Will Windows 8 Tip Business Back from iPad Envy?

BYOD — bring your own device to work — is a big trend in business. Users want devices they’re comfortable with, particularly smartphones and tablets. And when it comes to tablets, the word has largely been iPad.

Apple moved in early and well into the consumer tablet space, eschewing the pens devices had used in the past for a full touch interface. And, so, that’s the direction most IT departments have headed when push came to shove and they felt pressured to support such devices.

However, Microsoft has come out with Windows 8, featuring an overhauled interface that works natively with touchscreens, as well as its own family of Surface tablets.
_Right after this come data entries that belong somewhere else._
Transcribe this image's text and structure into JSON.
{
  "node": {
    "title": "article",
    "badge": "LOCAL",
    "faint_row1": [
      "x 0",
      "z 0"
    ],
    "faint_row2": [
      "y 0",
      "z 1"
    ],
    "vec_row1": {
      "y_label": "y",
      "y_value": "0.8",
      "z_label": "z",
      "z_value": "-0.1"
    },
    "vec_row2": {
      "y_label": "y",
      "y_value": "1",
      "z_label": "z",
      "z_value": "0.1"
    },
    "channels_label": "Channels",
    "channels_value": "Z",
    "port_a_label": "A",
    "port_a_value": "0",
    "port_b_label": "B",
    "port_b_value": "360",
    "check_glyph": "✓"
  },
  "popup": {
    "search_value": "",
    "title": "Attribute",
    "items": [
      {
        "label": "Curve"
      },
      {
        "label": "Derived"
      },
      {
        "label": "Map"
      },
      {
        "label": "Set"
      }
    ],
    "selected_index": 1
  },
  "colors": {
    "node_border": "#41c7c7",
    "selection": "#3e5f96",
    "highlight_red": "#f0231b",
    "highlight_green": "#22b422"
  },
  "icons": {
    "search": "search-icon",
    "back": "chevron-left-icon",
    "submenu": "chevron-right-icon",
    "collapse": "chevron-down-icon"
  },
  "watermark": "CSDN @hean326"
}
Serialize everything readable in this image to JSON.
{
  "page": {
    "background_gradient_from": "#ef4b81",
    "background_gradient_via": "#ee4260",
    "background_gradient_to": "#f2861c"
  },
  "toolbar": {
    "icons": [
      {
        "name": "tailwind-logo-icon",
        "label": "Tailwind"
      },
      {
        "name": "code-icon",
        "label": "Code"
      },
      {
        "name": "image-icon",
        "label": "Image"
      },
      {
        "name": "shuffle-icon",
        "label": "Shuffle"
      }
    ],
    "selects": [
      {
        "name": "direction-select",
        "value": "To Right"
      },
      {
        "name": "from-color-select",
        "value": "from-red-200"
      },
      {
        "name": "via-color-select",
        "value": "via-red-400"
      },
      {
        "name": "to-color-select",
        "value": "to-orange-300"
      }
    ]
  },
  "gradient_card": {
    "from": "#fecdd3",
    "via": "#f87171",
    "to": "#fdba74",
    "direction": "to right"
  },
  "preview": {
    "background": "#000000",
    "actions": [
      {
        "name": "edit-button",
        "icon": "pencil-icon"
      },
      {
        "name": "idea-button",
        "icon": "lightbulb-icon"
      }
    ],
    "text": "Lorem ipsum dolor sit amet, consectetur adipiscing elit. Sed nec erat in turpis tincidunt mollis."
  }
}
And other hardware vendors are producing a variety of tablet and tablet-notebook hybrids, all running the new operating system.

A professional with an information technology degree should ignore both the Microsoft hypers and haters and take a close look at these new products, which might offer some benefits not available through an iPad. A poll of 700 IT executives by mobile devices management software vendor Fiberlink suggests that companies are leaning toward bringing Windows 8 in on tablets rather than upgrading Windows 7 PCs that still have a lot of life left in them. A survey of small businesses by iYogi Insights found that 29 percent had no tablets and were considering Windows 8 or Windows RT devices over an iPad.

And 38 percent that already had iPads were considering switching. Some IT departments are already buying into Windows 8 in a big way. One anonymous CTO who spoke to Business Insider is shifting thousands of desktops to the new OS and planning on buying thousands of Surface Pro tablets when they come out. Here are his reasons:

  • Applications run 15 to 20 percent faster on Windows 8 than on Windows 7.
  • One big reason they run faster is that Windows 8 needs less memory than Windows 7 (and earlier versions of Windows), which offers some of the benefit of a hardware upgrade without the expense, to say nothing of the hours that would be needed to swap memory chips on a PC.
  • Surface tablets, whether the Pro version that runs full Windows 8 or the Windows RT one that doesn’t support Windows 7 applications, give users full access to Microsoft Office without the compatibility issues that creep up on iPads or Android tablets using a third party program.
  • Although there is some training needed to switch to the new interface, it’s no worse than having someone learn how to effectively use an iPad.

Also, if you develop an application properly for the desktop, it now runs on the tablet as well. In addition, such vendors as Lenovo, HP, Dell, Acer, and Asus are experimenting with many different form factors, including devices that can convert from a conventional laptop to a touchscreen tablet. It may be that someone has the nearly perfect product for your particular need, and one that, at the same time, would reduce the administration and maintenance burden of having to support multiple operating systems.